When $x=1$, $S(1)=\sum _{n=0}^{+\mathrm{\infty }}{a}_n=\sum _{n=0}^{+\mathrm{\infty }}\frac{\alpha (\alpha -1)\cdots (\alpha -n+1)}{n!}$. According to Raabe’s test, $$n(\frac{|a_n|}{|a_{n+1}|}-1)=n(\frac{n+1}{n-\alpha }-1)\stackrel{n\to +\mathrm{\infty }}{\to }\alpha +1$$ So when $\alpha >0$, $S(\pm 1)$ is absolutely convergent; when $\alpha <0$, $S(\pm 1)$ is not absolutely convergent.

When $\alpha <0$, $$a_n=(-1{)}^n\frac{(-\alpha )(-\alpha +1)\cdots (n-\alpha -1)}{n!}>0$$ So $S(-1)$ is divergent. ... Then it’s left as exercise. :)

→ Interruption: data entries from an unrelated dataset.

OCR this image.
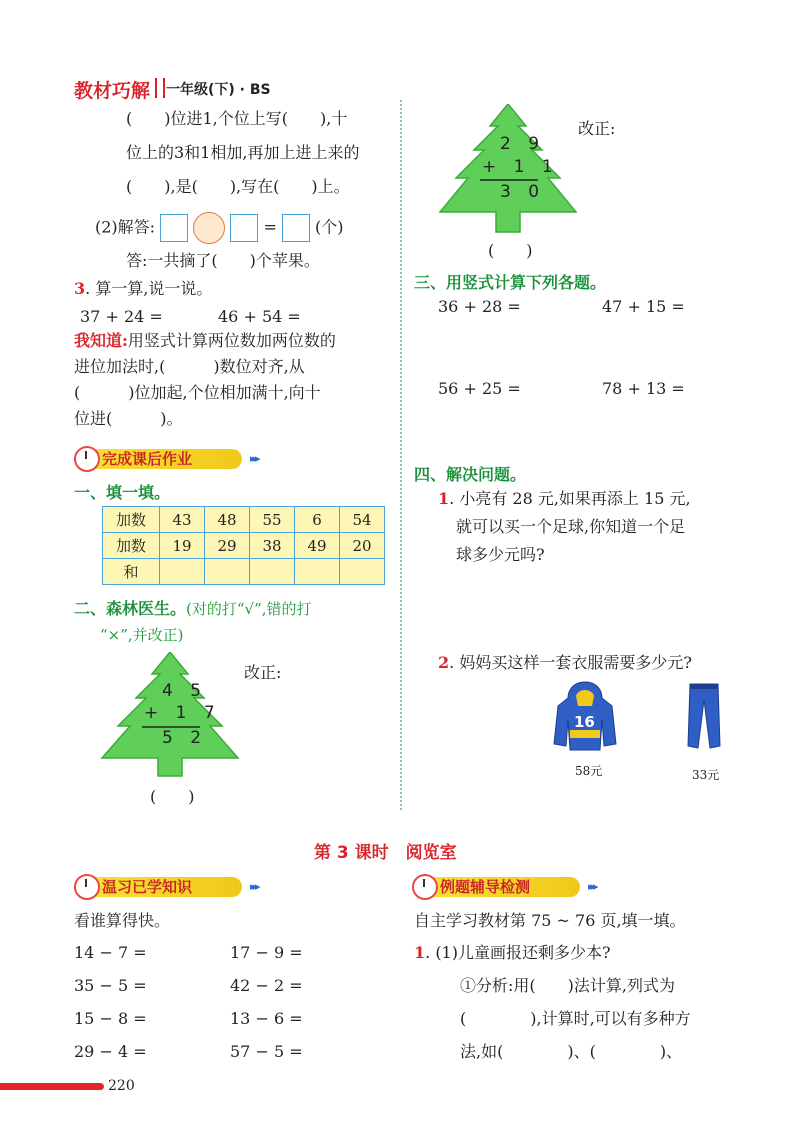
教材巧解 一年级(下) · BS
(　　)位进1,个位上写(　　),十
位上的3和1相加,再加上进上来的
(　　),是(　　),写在(　　)上。
(2)解答:	= (个)
答:一共摘了(　　)个苹果。
3. 算一算,说一说。
37 + 24 =	46 + 54 =
我知道:用竖式计算两位数加两位数的
进位加法时,(　　　)数位对齐,从
(　　　)位加起,个位相加满十,向十
位进(　　　)。
完成课后作业	▸▸▸
一、填一填。
加数	43	48	55	6	54
加数	19	29	38	49	20
和					
二、森林医生。(对的打“√”,错的打
“×”,并改正)
4 5
+ 1 7
5 2
改正:
(　　)
2 9
+ 1 1
3 0
改正:
(　　)
三、用竖式计算下列各题。
36 + 28 =	47 + 15 =
56 + 25 =	78 + 13 =
四、解决问题。
1. 小亮有 28 元,如果再添上 15 元,
就可以买一个足球,你知道一个足
球多少元吗?
2. 妈妈买这样一套衣服需要多少元?
16
58元	33元
第 3 课时　阅览室
温习已学知识	▸▸▸	例题辅导检测	▸▸▸
看谁算得快。
14 − 7 =	17 − 9 =
35 − 5 =	42 − 2 =
15 − 8 =	13 − 6 =
29 − 4 =	57 − 5 =
自主学习教材第 75 ~ 76 页,填一填。
1. (1)儿童画报还剩多少本?
①分析:用(　　)法计算,列式为
(　　　　),计算时,可以有多种方
法,如(　　　　)、(　　　　)、
220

Terminal results. Assuming $D$ is the domain of convergence, then $$D=\{\begin{array}{ll}(-1,1)& \alpha \le -1\\ (-1,1]& \alpha \in (-1,0)\\ [-1,1]& \alpha >0\end{array}$$ meaning $\mathrm{\forall }x\in (-1,1)$, we have the general binomial theorem $$(1+x{)}^{\alpha }=\sum _{n=0}^{+\mathrm{\infty }}\frac{\alpha (\alpha -1)\cdots (\alpha -n+1)}{n!}{x}^n$$

Example 5.4.4

1.

Take $\alpha =-1$, we have $$\frac{1}{1+x}=1-x+x^2-x^3+\cdots ,x\in (-1,1)$$ Integrate it term by term, we have $$\ln (1+x)=x-\frac{x^2}{2}+\frac{x^3}{3}+\cdots +\frac{(-1{)}^{n-1}{x}^n}{n}+\cdots ,x\in (-1,1)$$ Particularly, the series is also convergent when $x=1$, so $$\ln 2=1-\frac{1}{2}+\frac{1}{3}-\frac{1}{4}+\cdots$$ In numerical mathematics, we often use $$\ln \frac{1+x}{1-x}=\ln (1+x)-\ln (1-x)=2x+\frac{2}{3}{x}^3+\frac{2}{5}{x}^5+\cdots$$ which is much faster.

2.

When $x\in (-1,1)$, $$\frac{1}{1+x^2}=1-x^2+x^4-x^6+\cdots$$ $$\arctan x=x-\frac{x^3}{3}+\frac{x^5}{5}-\frac{x^7}{7}+\cdots ,x\in (-1,1)$$ Particularly, the series is also convergent when $x=\pm 1$, so $$\frac{\pi }{4}=1-\frac{1}{3}+\frac{1}{5}-\frac{1}{7}+\cdots$$

3.

When $x\in (-1,1)$, $$(\arcsin x{)}^{\prime }=(1-x^2{)}^{-\frac{1}{2}}=1+\frac{(-\frac{1}{2})}{1!}(-x^2)+\frac{(-\frac{1}{2})(-\frac{1}{2}-1)}{2!}(-x^2{)}^2+\cdots$$ Then $$\arcsin x=x+\frac{1}{6}{x}^3+\frac{3}{40}{x}^5+\cdots ,x\in (-1,1)$$

Example 5.4.5 Not all functions of $C^{\mathrm{\infty }}$ could be expressed as a convergent power series. Example, $$f(x)=\{\begin{array}{ll}{\text{e}}^{-\frac{1}{x^2}}& x\ne 0\\ 0& x=0\end{array}$$ then we have $f^{(n)}(0)=0,\mathrm{\forall }n$, so the power series is constantly $0$, wrong!